Czy wiek i dojrzałość mają znaczenie?

To badanie przeprowadzone przez NSC i jego partnerów sugeruje, że wiek i dojrzałość kierowcy odgrywają rolę. Na podstawie przedstawionych tu danych przeciętny rodzic staje się bardziej świadomy, gdy ma pasażerów. Niestety rozsądek dotyczący osiąganych prędkości na drodze rośnie wraz z wiekiem. Świeży kierowca ponad trzykrotnie częściej przekracza prędkość niż jego starsi odpowiednicy (pow. 23 roku życia).

Rosnący niepokój

Rodzice podzielali również obawy, że przekroczenie prędkości, rozproszenie uwagi i zmęczenie kierowców wzrosły do ​​tego stopnia, że ​​drogi są mniej bezpieczne niż przed pandemią. Wyobraźnia nie działa tak jak powinna. Nawet przy mniejszym ogólnym ruchu, według danych rok 2020 był trudnym rokiem na amerykańskich drogach. „To tragiczne, że w USA zdjęliśmy samochody z dróg i nie odnieśliśmy żadnych korzyści w zakresie bezpieczeństwa” – powiedział Martin. „Te punkty danych ujawniają nasz brak skutecznej kultury bezpieczeństwa na drogach”.

Badanie przeprowadzone  przez Harris Poll z 2019 r. na zlecenie Volvo Car USA, które odzwierciedla najnowszą ankietę przeprowadzoną przez NSC i jej partnerów, ujawniło kilka kluczowych punktów: po pierwsze, rodzice nie są pewni, które foteliki samochodowe są najlepsze; uważają, że poziom codziennego stresu jest wyższy niż w poprzednich latach, co wpływa na sposób obsługi pojazdu; i że kiedy zostali rodzicami, ich pogląd na jazdę zmienił się dramatycznie (co wzmacnia wcześniejsze spostrzeżenia dotyczące wieku i dojrzałości).
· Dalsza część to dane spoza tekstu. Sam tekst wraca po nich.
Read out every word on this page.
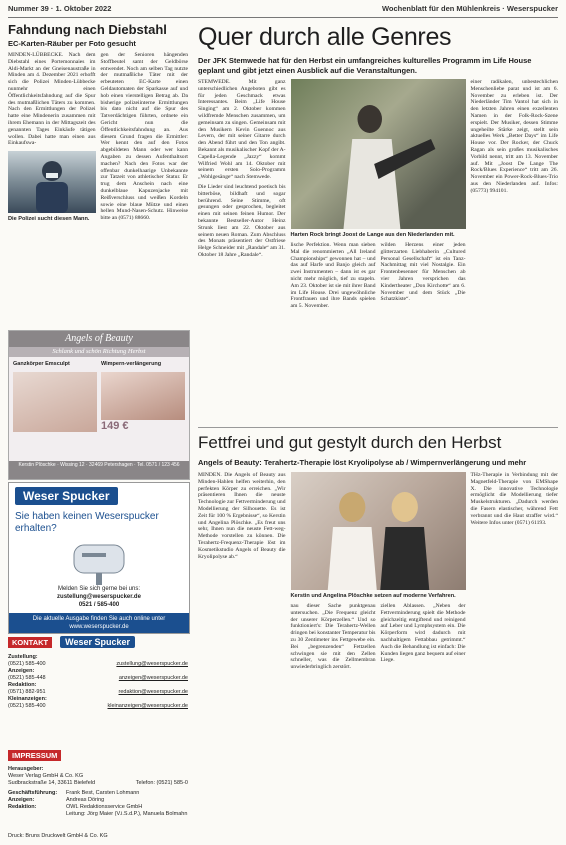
Nummer 39 · 1. Oktober 2022	Wochenblatt für den Mühlenkreis · Weserspucker
Fahndung nach Diebstahl
EC-Karten-Räuber per Foto gesucht
MINDEN-LÜBBECKE. Nach dem Diebstahl eines Portemonnaies im Aldi-Markt an der Gneisenaustraße in Minden am 4. Dezember 2021 erhofft sich die Polizei Minden-Lübbecke nunmehr einen Öffentlichkeitsfahndung auf die Spur des mutmaßlichen Täters zu kommen. Nach den Ermittlungen der Polizei hatte eine Mindenerin zusammen mit ihrem Ehemann in der Mittagszeit des genannten Tages Einkäufe tätigen wollen. Dabei hatte man einen aus Einkaufswa-
Die Polizei sucht diesen Mann.
gen der Senioren hängenden Stoffbeutel samt der Geldbörse entwendet. Noch am selben Tag nutzte der mutmaßliche Täter mit der erbeuteten EC-Karte einen Geldautomaten der Sparkasse auf und hob einen vierstelligen Betrag ab. Da bisherige polizeiinterne Ermittlungen bis dato nicht auf die Spur des Tatverdächtigen führten, ordnete ein Gericht nun die Öffentlichkeitsfahndung an. Aus diesem Grund fragen die Ermittler: Wer kennt den auf den Fotos abgebildeten Mann oder wer kann Angaben zu dessen Aufenthaltsort machen? Nach den Fotos war der offenbar dunkelhaarige Unbekannte zur Tatzeit von athletischer Statur. Er trug dem Anschein nach eine dunkelblaue Kapuzenjacke mit Reißverschluss und weißen Kordeln sowie eine blaue Mütze und einen hellen Mund-Nasen-Schutz. Hinweise bitte an (0571) 88660.
Angels of Beauty
Schlank und schön Richtung Herbst
Ganzkörper Emsculpt	Wimpern-verlängerung
149 €
Kerstin Plöschke · Wissing 12 · 32469 Petershagen · Tel. 0571 / 123 456
Weser Spucker
Sie haben keinen Weserspucker erhalten?
Melden Sie sich gerne bei uns:
zustellung@weserspucker.de
0521 / 585-400
Die aktuelle Ausgabe finden Sie auch online unter www.weserspucker.de
KONTAKT	Weser Spucker
Zustellung:
(0521) 585-400	zustellung@weserspucker.de
Anzeigen:
(0521) 585-448	anzeigen@weserspucker.de
Redaktion:
(0571) 882-951	redaktion@weserspucker.de
Kleinanzeigen:
(0521) 585-400	kleinanzeigen@weserspucker.de
IMPRESSUM
Herausgeber:
Weser Verlag GmbH & Co. KG
Sudbrackstraße 14, 33611 Bielefeld	Telefon: (0521) 585-0
Geschäftsführung:	Frank Best, Carsten Lohmann
Anzeigen:	Andreas Döring
Redaktion:	OWL Redaktionsservice GmbH
Leitung: Jörg Maier (V.i.S.d.P.), Manuela Bolmahn
Druck: Bruns Druckwelt GmbH & Co. KG
Quer durch alle Genres
Der JFK Stemwede hat für den Herbst ein umfangreiches kulturelles Programm im Life House geplant und gibt jetzt einen Ausblick auf die Veranstaltungen.
STEMWEDE. Mit ganz unterschiedlichen Angeboten gibt es für jeden Geschmack etwas Interessantes. Beim „Life House Singing“ am 2. Oktober kommen wildfremde Menschen zusammen, um gemeinsam zu singen. Gemeinsam mit den Musikern Kevin Guennoc aus Levern, der mit seiner Gitarre durch den Abend führt und den Ton angibt. Bekannt als musikalischer Kopf der A-Capella-Legende „Jazzy“ kommt Wilfried Wohl am 14. Oktober mit seinem ersten Solo-Programm „Wohlgesänge“ nach Stemwede.
Die Lieder sind leuchtend poetisch bis bitterböse, bildhaft und sogar berührend. Seine Stimme, oft gesungen oder gesprochen, begleitet einen mit seinen feinen Humor. Der bekannte Bestseller-Autor Heinz Strunk liest am 22. Oktober aus seinem neuen Roman. Zum Abschluss des Monats präsentiert der Ostfriese Helge Schneider mit „Randale“ am 31. Oktober 18 Jahre „Randale“.
Harten Rock bringt Joost de Lange aus den Niederlanden mit.
lische Perfektion. Wenn man sieben Mal die renommierten „All Ireland Championships“ gewonnen hat – und das auf Harfe und Banjo gleich auf zwei Instrumenten – dann ist es gar nicht mehr möglich, tief zu stapeln. Am 23. Oktober ist sie mit ihrer Band im Life House. Drei ungewöhnliche Frontfrauen und ihre Bands spielen am 5. November.
wilden Herzens einer jeden glitterzarten Liebhaberin „Cultured Personal Gesellschaft“ ist ein Tanz-Nachmittag mit viel Nostalgie. Ein Frontenbesenner für Menschen ab vier Jahren versprichen das Kindertheater „Don Kirchotte“ am 6. November und dem Stück „Die Schatzkiste“.
einer radikalen, unbestechlichen Menschenliebe parat und ist am 6. November zu erleben ist. Der Niederländer Tim Vantol hat sich in den letzten Jahren einen exzellenten Namen in der Folk-Rock-Szene erspielt. Der Musiker, dessen Stimme ungeheilte Stärke zeigt, stellt sein aktuelles Werk „Better Days“ im Life House vor. Der Rocker, der Chuck Ragan als sein großes musikalisches Vorbild nennt, tritt am 13. November auf. Mit „Joost De Lange The Rock/Blues Experience“ tritt am 26. November ein Power-Rock-Blues-Trio aus den Niederlanden auf. Infos: (05773) 994101.
Fettfrei und gut gestylt durch den Herbst
Angels of Beauty: Terahertz-Therapie löst Kryolipolyse ab / Wimpernverlängerung und mehr
MINDEN. Die Angels of Beauty aus Minden-Hahlen helfen weiterhin, den perfekten Körper zu erreichen. „Wir präsentieren Ihnen die neuste Technologie zur Fettverminderung und Modellierung der Silhouette. Es ist Zeit für 100 % Ergebnisse“, so Kerstin und Angelina Plöschke. „Es freut uns sehr, Ihnen nun die neuste Fett-weg-Methode vorstellen zu können. Die Terahertz-Frequenz-Therapie löst im Kosmetikstudio Angels of Beauty die Kryolipolyse ab.“
Kerstin und Angelina Plöschke setzen auf moderne Verfahren.
nau dieser Sache punktgenau untersuchen. „Die Frequenz gleicht der unserer Körperzellen.“ Und so funktioniert's: Die Terahertz-Wellen dringen bei konstanter Temperatur bis zu 30 Zentimeter ins Fettgewebe ein. Bei „begrenzenden“ Fettzellen schwingen sie mit den Zellen schneller, was die Zellmembran unwiederbringlich zerstört.
ziellen Ablassen. „Neben der Fettverminderung spielt die Methode gleichzeitig entgiftend und reinigend auf Leber und Lymphsystem ein. Die Körperform wird dadurch mit nachhaltigem Fettabbau getrimmt.“ Auch die Behandlung ist einfach: Die Kunden liegen ganz bequem auf einer Liege.
THz-Therapie in Verbindung mit der Magnetfeld-Therapie von EMShape X. Die innovative Technologie ermöglicht die Modellierung tiefer Muskelstrukturen. „Dadurch werden die Fasern elastischer, während Fett verbrannt und die Haut straffer wird.“ Weitere Infos unter (0571) 61193.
„Słyszeliśmy od nowych rodziców, że często czuli się przytłoczeni dostępnymi informacjami, kiedy urodziło się ich pierwsze dziecko” – powiedział Jim Nichols, starszy menedżer ds. Produktów, technologii i komunikacji marki w Volvo Car USA, kiedy po raz pierwszy opublikowano badanie. „Ciekawe jest również to, że samochody z biegiem lat stały się bezpieczniejsze, a rodzice uważają, że droga jest teraz mniej bezpieczna niż kiedyś”.

Zobowiązanie na przyszłość

Respondenci w ankiecie również podzielili się swoimi najlepszymi odstraszaczami, jeśli chodzi o rozproszoną jazdę. Do najczęstszych należało bycie osobiście zaangażowanym w wypadek, „bliskie zderzenie” z innym samochodem oraz utrata ukochanej osoby w wypadku. Jednak największym środkiem odstraszającym było to, że dziecko mówi rodzicowi, że się boi, ponieważ rodzic patrzy na telefon, zamiast na drogę.

„Pamiętaj, że Twoje dzieci patrzą i będą miały na nie wpływ Twoje decyzje dotyczące prowadzenia pojazdu, kiedy zaczną same prowadzić” – powiedział Flegel.